Cancer Center, West China Hospital, Sichuan University, and Collaborative Innovation Center for Biotherapy, Sichuan, China.
Chem Biol Drug Des. 2018 Feb;91(2):478-490. doi: 10.1111/cbdd.13109. Epub 2017 Oct 9.
Bromodomain is a recognition module in the signal transduction of acetylated histone. BRD4, one of the bromodomain members, is emerging as an attractive therapeutic target for several types of cancer. Therefore, in this study, an attempt has been made to screen compounds from an integrated database containing 5.5 million compounds for BRD4 inhibitors using pharmacophore-based virtual screening, molecular docking, and molecular dynamics simulations. As a result, two molecules of twelve hits were found to be active in bioactivity tests. Among the molecules, compound 5 exhibited potent anticancer activity, and the IC values against human cancer cell lines MV4-11, A375, and HeLa were 4.2, 7.1, and 11.6 μm, respectively. After that, colony formation assay, cell cycle, apoptosis analysis, wound-healing migration assay, and Western blotting were carried out to learn the bioactivity of compound 5.

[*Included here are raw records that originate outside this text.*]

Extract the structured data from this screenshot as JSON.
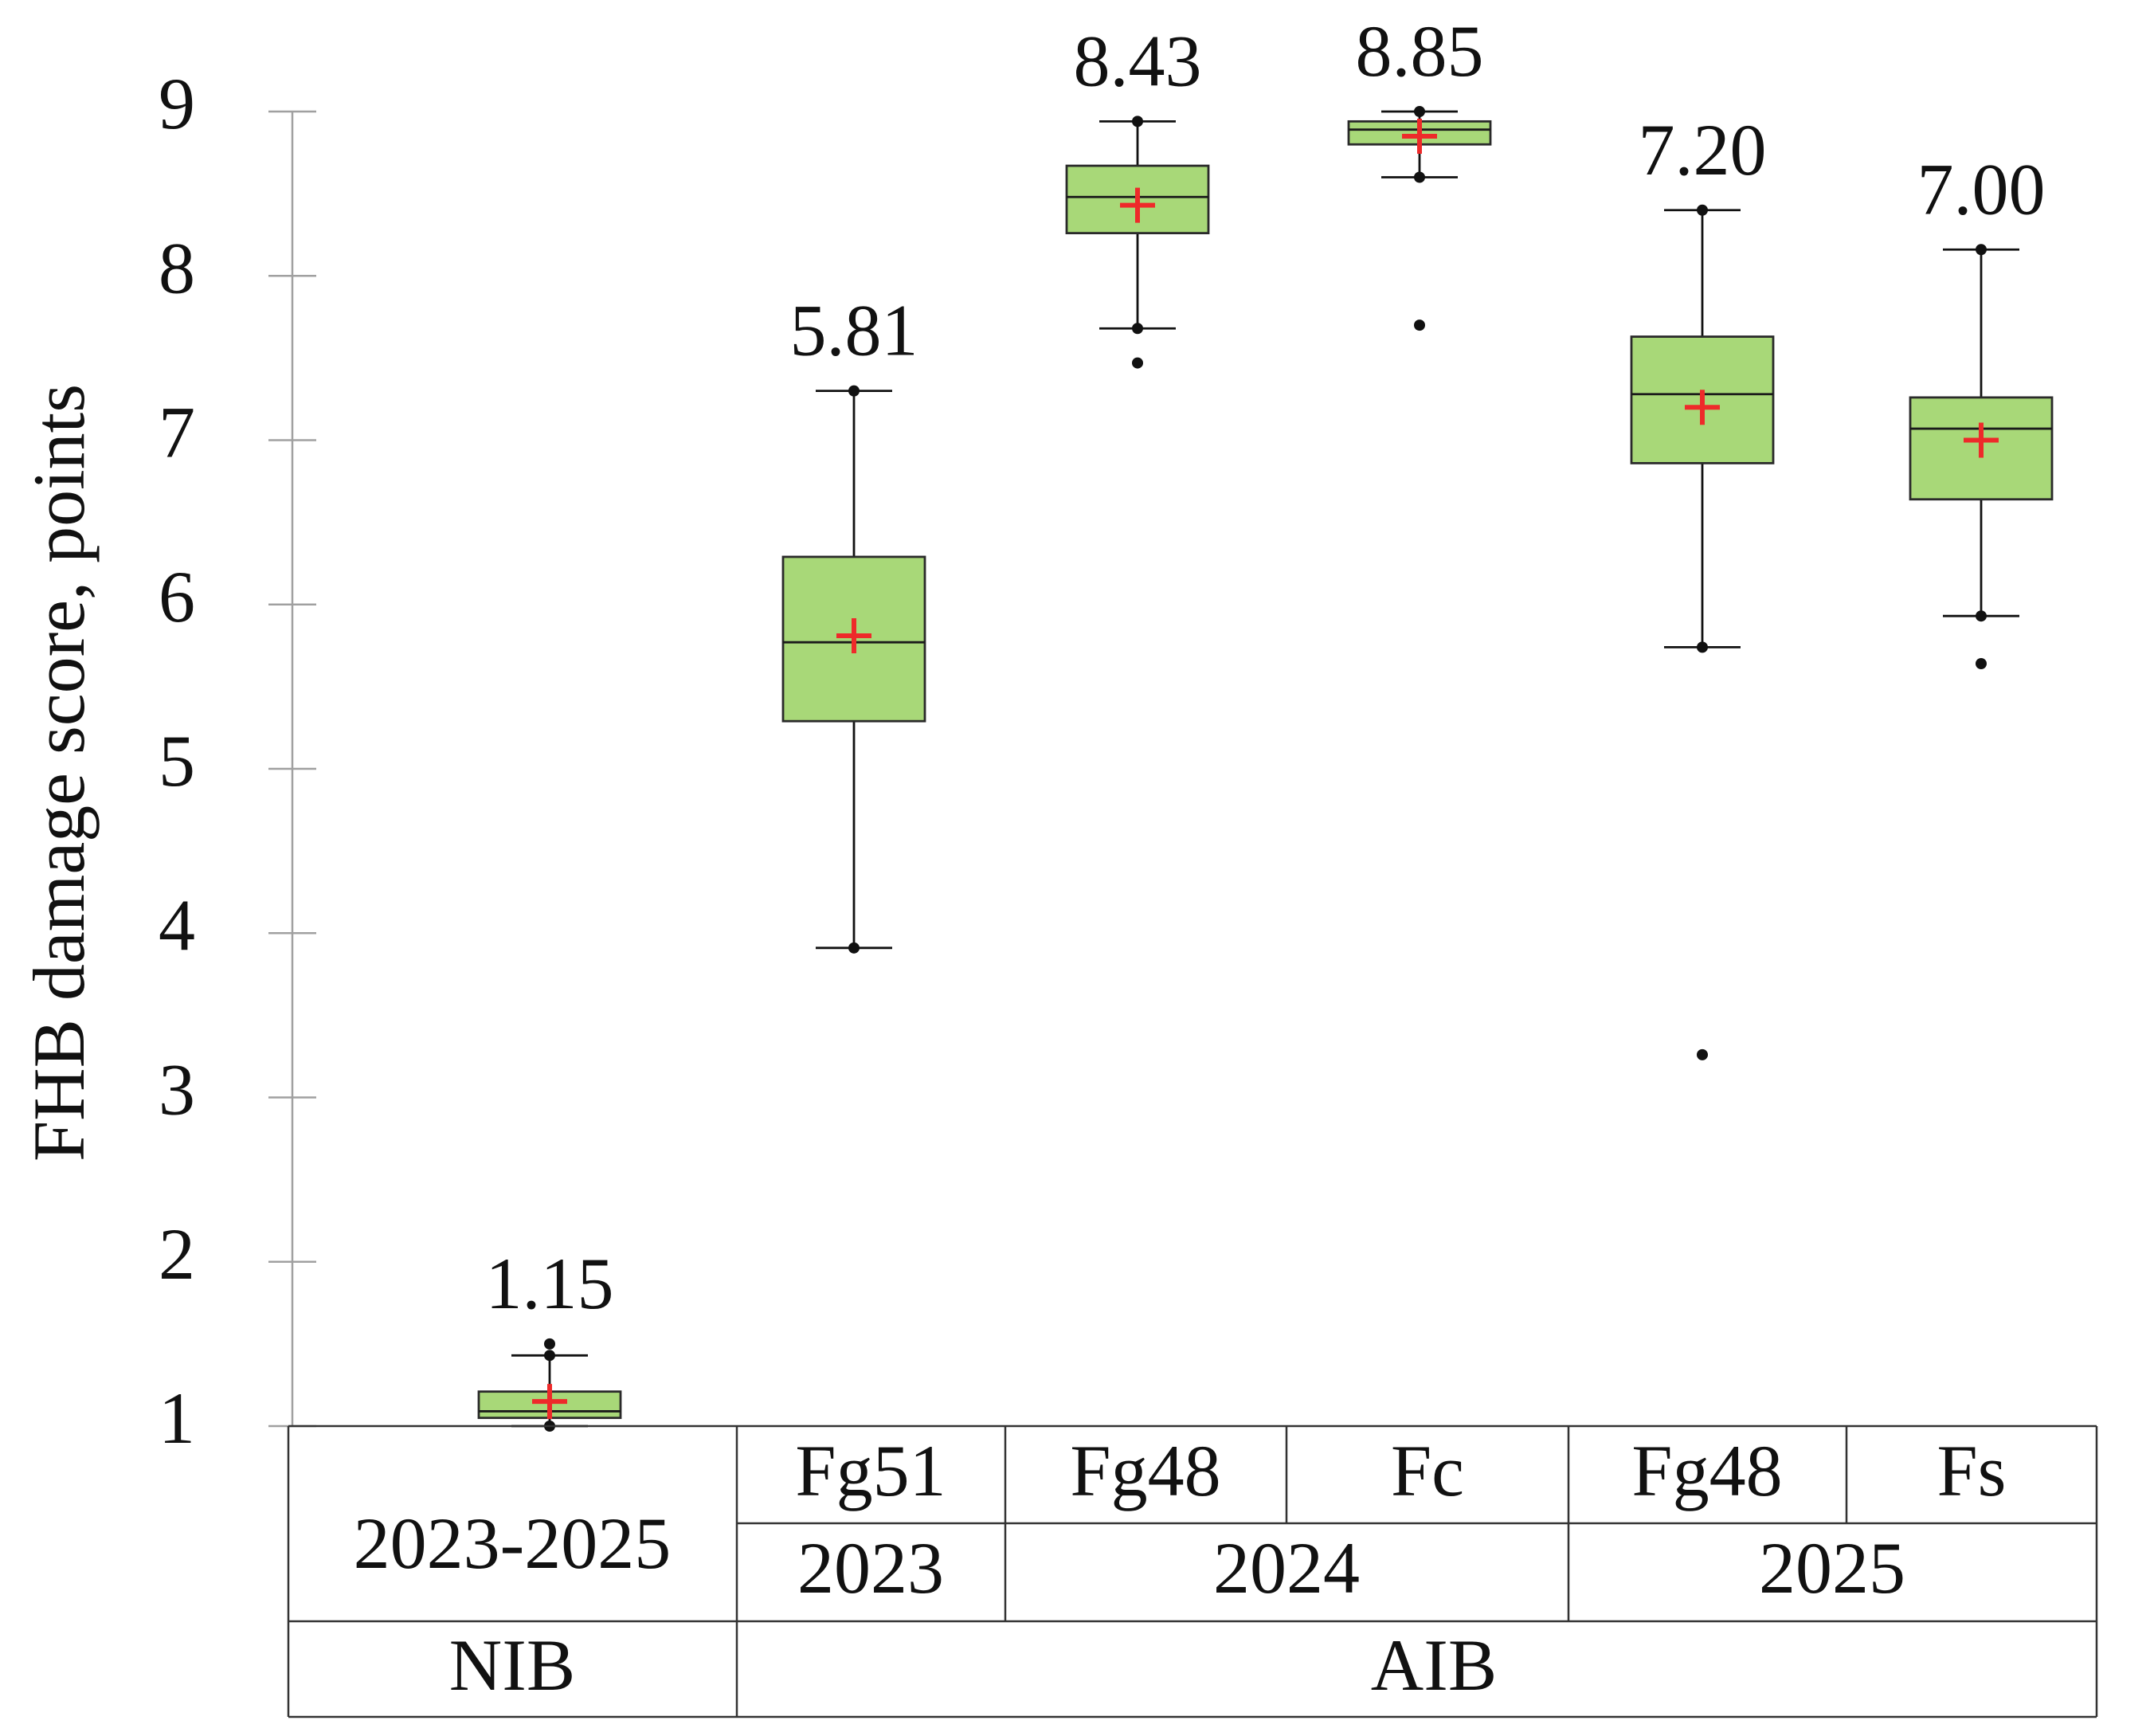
{
  "chart_data": {
    "type": "box",
    "ylabel": "FHB damage score, points",
    "ylim": [
      1,
      9
    ],
    "yticks": [
      1,
      2,
      3,
      4,
      5,
      6,
      7,
      8,
      9
    ],
    "grid": false,
    "box_color": "#a8d878",
    "mean_marker_color": "#ee2a2a",
    "groups": [
      {
        "min": 1.0,
        "q1": 1.05,
        "median": 1.09,
        "q3": 1.21,
        "max": 1.43,
        "mean": 1.15,
        "mean_label": "1.15",
        "outliers": [
          1.5
        ]
      },
      {
        "min": 3.91,
        "q1": 5.29,
        "median": 5.77,
        "q3": 6.29,
        "max": 7.3,
        "mean": 5.81,
        "mean_label": "5.81",
        "outliers": []
      },
      {
        "min": 7.68,
        "q1": 8.26,
        "median": 8.48,
        "q3": 8.67,
        "max": 8.94,
        "mean": 8.43,
        "mean_label": "8.43",
        "outliers": [
          7.47
        ]
      },
      {
        "min": 8.6,
        "q1": 8.8,
        "median": 8.89,
        "q3": 8.94,
        "max": 9.0,
        "mean": 8.85,
        "mean_label": "8.85",
        "outliers": [
          7.7
        ]
      },
      {
        "min": 5.74,
        "q1": 6.86,
        "median": 7.28,
        "q3": 7.63,
        "max": 8.4,
        "mean": 7.2,
        "mean_label": "7.20",
        "outliers": [
          3.26
        ]
      },
      {
        "min": 5.93,
        "q1": 6.64,
        "median": 7.07,
        "q3": 7.26,
        "max": 8.16,
        "mean": 7.0,
        "mean_label": "7.00",
        "outliers": [
          5.64
        ]
      }
    ],
    "category_table": {
      "group_row1": [
        "2023-2025",
        "Fg51",
        "Fg48",
        "Fc",
        "Fg48",
        "Fs"
      ],
      "year_row": [
        "2023",
        "2024",
        "2025"
      ],
      "treatment_row": [
        "NIB",
        "AIB"
      ]
    }
  }
}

溴结构域是乙酰化组蛋白信号转导中的识别模块。BRD4 是溴结构域成员之一,作为多种癌症的有吸引力的治疗靶点而崭露头角。因此,在这项研究中,尝试使用基于药效团的虚拟筛选、分子对接和分子动力学模拟,从包含 550 万个化合物的综合数据库中筛选 BRD4 抑制剂的化合物。结果,在生物活性测试中发现了十二个命中的两个分子是活性的。在这些分子中,化合物 5 表现出很强的抗癌活性,对人癌细胞系 MV4-11、A375 和 HeLa 的 IC 值分别为 4.2、7.1 和 11.6μm。之后,进行集落形成实验、细胞周期、凋亡分析、划痕愈合迁移实验和 Western blot 分析,以了解化合物 5 的生物活性。